Given Utah’s status as the state with the highest incidence of melanoma, the HCI team set out to evaluate the melanoma diagnosis and death rate data in Utah. After review and analysis of data by biostatistician Kim Herget from the Utah Cancer Registry, a National Cancer Institute Survival, Epidemiology, and End Results (SEER) database, the researchers found that in contrast to the rest of the United States, melanoma mortality in Utah increased by 0.8% per year through the entire period from 1975 through 2013. While melanoma deaths in Utah are decreasing in recent years, Utah’s melanoma death rate remains higher than that observed in the rest of the United States.
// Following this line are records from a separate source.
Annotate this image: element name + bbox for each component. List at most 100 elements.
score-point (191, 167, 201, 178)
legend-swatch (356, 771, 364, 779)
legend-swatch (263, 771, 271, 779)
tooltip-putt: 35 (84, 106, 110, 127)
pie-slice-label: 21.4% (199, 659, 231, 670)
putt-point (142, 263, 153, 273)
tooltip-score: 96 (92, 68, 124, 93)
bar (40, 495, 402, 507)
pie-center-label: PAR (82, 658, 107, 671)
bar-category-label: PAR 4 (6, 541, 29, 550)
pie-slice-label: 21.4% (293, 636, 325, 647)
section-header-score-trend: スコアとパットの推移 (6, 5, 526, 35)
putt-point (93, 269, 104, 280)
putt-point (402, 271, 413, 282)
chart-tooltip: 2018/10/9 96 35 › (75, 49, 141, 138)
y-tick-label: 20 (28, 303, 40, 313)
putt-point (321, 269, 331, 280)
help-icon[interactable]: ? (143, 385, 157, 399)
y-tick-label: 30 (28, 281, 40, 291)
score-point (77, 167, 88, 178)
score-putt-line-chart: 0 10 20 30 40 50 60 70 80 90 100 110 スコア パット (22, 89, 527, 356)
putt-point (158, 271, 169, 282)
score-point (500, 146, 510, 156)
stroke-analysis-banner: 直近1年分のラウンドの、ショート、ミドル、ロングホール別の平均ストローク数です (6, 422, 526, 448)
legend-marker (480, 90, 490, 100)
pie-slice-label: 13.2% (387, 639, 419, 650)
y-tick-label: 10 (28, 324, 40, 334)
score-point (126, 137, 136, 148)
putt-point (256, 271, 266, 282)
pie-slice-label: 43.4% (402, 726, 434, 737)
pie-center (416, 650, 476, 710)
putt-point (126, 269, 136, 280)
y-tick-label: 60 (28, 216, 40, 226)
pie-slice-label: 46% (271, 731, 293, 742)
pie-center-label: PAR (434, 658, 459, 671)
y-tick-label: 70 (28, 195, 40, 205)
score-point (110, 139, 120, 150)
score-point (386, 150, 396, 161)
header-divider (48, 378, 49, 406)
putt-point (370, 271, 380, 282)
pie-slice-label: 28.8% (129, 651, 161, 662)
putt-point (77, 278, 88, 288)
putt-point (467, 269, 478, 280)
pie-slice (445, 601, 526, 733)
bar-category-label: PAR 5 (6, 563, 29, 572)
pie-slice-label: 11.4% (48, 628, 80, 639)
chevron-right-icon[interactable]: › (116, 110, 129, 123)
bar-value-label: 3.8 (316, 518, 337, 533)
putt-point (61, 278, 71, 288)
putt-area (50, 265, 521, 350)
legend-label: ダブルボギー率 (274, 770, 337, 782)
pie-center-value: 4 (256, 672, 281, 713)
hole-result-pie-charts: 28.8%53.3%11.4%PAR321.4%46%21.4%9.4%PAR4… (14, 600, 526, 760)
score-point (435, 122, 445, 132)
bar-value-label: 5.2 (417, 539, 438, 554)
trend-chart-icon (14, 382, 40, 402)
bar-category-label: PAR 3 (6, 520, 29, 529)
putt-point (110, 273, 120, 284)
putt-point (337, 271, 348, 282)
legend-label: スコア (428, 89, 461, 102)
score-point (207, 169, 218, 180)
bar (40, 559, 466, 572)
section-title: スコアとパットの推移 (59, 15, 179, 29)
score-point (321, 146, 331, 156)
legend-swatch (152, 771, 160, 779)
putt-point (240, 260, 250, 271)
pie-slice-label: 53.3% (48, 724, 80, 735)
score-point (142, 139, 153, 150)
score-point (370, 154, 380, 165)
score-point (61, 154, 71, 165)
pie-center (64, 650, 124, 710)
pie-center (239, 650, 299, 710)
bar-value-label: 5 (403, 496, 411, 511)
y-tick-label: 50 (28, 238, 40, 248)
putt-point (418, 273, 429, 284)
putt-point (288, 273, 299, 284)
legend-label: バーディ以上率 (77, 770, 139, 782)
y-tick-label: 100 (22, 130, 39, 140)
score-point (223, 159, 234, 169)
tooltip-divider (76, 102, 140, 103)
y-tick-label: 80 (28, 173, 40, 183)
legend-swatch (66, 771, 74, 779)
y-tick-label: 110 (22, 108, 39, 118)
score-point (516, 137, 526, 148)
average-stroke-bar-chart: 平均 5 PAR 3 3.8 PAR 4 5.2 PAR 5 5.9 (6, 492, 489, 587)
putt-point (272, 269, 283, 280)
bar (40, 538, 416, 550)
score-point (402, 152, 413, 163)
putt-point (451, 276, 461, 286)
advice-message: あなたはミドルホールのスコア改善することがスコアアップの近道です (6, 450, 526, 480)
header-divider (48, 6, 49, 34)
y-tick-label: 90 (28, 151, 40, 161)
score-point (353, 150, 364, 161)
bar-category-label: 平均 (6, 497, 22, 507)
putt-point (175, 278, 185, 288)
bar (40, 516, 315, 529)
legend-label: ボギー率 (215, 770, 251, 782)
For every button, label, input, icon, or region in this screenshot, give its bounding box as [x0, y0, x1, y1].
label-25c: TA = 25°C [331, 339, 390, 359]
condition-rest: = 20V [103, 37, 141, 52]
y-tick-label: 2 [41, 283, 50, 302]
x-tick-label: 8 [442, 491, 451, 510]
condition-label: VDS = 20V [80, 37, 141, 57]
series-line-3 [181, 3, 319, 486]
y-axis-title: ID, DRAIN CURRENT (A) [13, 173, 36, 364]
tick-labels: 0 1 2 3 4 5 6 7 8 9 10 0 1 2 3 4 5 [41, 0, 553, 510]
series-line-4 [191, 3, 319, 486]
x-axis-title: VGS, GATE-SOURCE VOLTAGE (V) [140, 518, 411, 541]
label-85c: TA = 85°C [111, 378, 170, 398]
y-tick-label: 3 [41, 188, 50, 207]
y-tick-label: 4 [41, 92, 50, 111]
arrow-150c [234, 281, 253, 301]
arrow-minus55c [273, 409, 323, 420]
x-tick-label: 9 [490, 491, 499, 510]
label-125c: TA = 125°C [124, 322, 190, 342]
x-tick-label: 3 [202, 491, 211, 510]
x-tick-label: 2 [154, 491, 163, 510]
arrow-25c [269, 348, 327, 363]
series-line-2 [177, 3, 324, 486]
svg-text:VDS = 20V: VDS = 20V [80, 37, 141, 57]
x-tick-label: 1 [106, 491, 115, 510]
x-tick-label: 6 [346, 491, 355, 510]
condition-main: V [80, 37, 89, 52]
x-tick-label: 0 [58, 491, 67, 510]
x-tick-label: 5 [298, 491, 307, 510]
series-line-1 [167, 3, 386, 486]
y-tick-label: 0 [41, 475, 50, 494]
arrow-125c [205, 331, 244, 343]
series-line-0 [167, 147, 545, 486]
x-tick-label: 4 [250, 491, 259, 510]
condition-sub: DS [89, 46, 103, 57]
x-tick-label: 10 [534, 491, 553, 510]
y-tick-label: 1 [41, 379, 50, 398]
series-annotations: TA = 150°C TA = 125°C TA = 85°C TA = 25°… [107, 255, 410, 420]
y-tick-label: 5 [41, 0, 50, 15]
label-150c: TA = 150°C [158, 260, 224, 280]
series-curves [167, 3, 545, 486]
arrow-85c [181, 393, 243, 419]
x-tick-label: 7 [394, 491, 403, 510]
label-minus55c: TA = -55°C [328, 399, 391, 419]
“Although we agree that overdiagnosis of melanoma is a growing problem, the sustained increase in melanoma mortality in Utah suggests that at least some fraction of the increasing incidence is real and cannot be attributed solely to overdiagnosis,” said Doug Grossman, MD, PhD, who co-leads the HCI melanoma and skin cancer center at HCI and serves as professor of dermatology at the U of U. “Our research underscores an increased risk for Utahns, and so we must remain vigilant about melanoma. For doctors, this means regular conversations with patients about their skin health and family history. For patients, this means practicing sun-safe behaviors like diligent sunscreen use, wearing sun-protective clothing, and monitoring their skin at home on a monthly basis to reduce risk of skin cancer and optimize early detection.”
The researchers anticipate future studies to determine whether this trend in Utahns is a result of increased ultraviolet exposure in a largely fair-skinned population living in a sunny, high-altitude climate or is associated with other environmental or genetic factors.
In addition to Grossman, the research was led by HCI epidemiologists Jennifer Doherty, PhD, MS, director of the Utah Cancer Registry and associate professor of population health sciences at the U of U, and Carol Sweeney, PhD, associate director of the Utah Cancer Registry and professor of internal medicine at the U of U. This research is supported by the National Cancer Institute including P30 CA042014, and National Institutes of Health, Department of Health and Human Services, under Contract No. HHSN261201800016I, and Huntsman Cancer Foundation.